Полдничали при электрическом свете. Китобоец ритмично сотрясался, зарываясь носом в очередной вал. От духоты казалось, что судно движется в нескончаемо-рычащей темной утробе.
Васильев, полустоя-полусидя, наспех выпил кружку чая и вышел из кают-компании. Проходя мимо столовой, услышал музыку боцмана, теперь сопровождаемую еще и тяжкой песней. Наполовину поднялся по трапу, намереваясь идти в ходовую рубку, постоял подумал — и вернулся в столовую.
— Пойдем! — Он мягко высвободил гармонь из боцманских объятий и сунул ее буфетчику. Показал глазами: «Спрячь!»
Боцман сидел в капитанской каюте на диване и так же безучастно смотрел в одну точку, мурлыкая какую-то тягомотину себе под нос. Он даже не старался противиться качке, и его болтало, как ваньку-встаньку.
— Боцман Быков, чтобы я больше твоего нытья не слышал… Ты же мужик! — И, встряхнув его за плечи, выпроводил из каюты.
Потом Васильев вспомнил, что из-за неурочного капчаса не делал сегодня зарядку. Взял в шкафу гантели, расставил пошире ноги, но на одном месте невозможно было устоять. Тогда он сел на кровать и, сообразно болтанке, стал выполнять плечевые упражнения.
Жена у Васильева находилась на курорте в Алупке. У них не было детей, и последние годы она моталась по лечебницам и докторам. Размахивая гантелями, он как-то отстраненно подумал, что боцманское состояние он никогда не испытает. Наоборот, жена постоянно в страхе, что он уйдет к другой.
Ночью Сашка Броцман колдовал над гирокомпасом в навигационной шахте: от жары поднялась температура жидкости, и сработала сигнализация, когда в люк просунул свою пего-лохматую голову Гиляз.

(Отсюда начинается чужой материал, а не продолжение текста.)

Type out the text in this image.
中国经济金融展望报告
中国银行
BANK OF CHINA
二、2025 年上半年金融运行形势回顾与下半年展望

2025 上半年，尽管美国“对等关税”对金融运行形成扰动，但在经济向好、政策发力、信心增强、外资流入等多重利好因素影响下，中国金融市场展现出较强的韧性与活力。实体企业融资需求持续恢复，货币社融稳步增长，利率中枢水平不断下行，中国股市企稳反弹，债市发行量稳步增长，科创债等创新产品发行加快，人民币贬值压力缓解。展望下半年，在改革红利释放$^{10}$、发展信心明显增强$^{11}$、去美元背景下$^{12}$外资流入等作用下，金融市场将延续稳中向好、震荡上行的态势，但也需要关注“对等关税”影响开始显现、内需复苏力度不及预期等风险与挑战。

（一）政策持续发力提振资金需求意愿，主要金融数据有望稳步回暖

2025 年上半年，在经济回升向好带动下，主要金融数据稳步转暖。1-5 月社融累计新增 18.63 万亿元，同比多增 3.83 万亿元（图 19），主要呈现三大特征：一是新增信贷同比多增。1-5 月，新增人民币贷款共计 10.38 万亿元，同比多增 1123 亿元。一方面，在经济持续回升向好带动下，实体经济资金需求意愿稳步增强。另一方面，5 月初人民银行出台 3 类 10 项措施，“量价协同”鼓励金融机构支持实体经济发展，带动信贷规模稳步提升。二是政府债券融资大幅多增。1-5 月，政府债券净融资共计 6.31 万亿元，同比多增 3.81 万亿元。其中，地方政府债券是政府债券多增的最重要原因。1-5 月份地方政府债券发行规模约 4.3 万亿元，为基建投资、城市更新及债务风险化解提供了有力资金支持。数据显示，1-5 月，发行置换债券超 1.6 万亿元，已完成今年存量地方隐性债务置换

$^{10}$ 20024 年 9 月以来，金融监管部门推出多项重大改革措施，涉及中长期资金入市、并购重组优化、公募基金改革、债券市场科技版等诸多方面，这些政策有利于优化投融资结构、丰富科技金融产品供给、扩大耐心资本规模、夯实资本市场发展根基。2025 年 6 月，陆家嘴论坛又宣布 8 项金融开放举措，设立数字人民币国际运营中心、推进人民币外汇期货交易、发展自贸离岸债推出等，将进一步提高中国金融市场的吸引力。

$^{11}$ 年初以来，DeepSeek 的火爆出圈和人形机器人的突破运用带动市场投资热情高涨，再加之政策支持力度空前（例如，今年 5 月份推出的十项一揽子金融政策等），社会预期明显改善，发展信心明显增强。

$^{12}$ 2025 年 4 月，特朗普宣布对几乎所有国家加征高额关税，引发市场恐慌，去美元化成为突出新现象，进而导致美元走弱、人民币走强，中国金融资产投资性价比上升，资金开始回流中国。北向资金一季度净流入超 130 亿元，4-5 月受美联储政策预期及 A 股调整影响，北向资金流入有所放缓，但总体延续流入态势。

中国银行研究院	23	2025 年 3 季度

— Сашка… — почему-то шепотом окликнул он. — Отправишь седни, а?.. — Выпученными от наклона глазами он смотрел сверху и протягивал писульку. Усы у него выжидающе шевелились.
— Попробуем.
Из команды Гиляз был, пожалуй, старше всех. Сашке нравилось, с какой непосредственностью он подавал радиограммы, передавая в каждой несколько приветов своим бесчисленным родственникам в Казани, делая трогательные ошибки в ласковых и нежных словах, обращенных к жене: «ПАЧЕМУ МОЛЧИШ ПИШИ СВОЕЙ ЖИЗНИ КАК УЧАЦА ДОЧЬКИ ЦЫЛУЮ = ГИЛЯЗ», — прочитал Сашка и положил бумажку в карман рубашки, где за день накопилось десятка полтора подобных листочков.
…Уперевшись ногой в основание передатчика, свободной рукой держась за край стола, Сашка сидел за ключом и тщетно, переходя с одной рабочей частоты на другую, выстукивал позывной центра: УКА… УКА… УКА… Тут тихо отодвинулась дверь, и заглянул сутки не спавший Васильев:
— Саша, — он виновато улыбнулся. — Радар скис…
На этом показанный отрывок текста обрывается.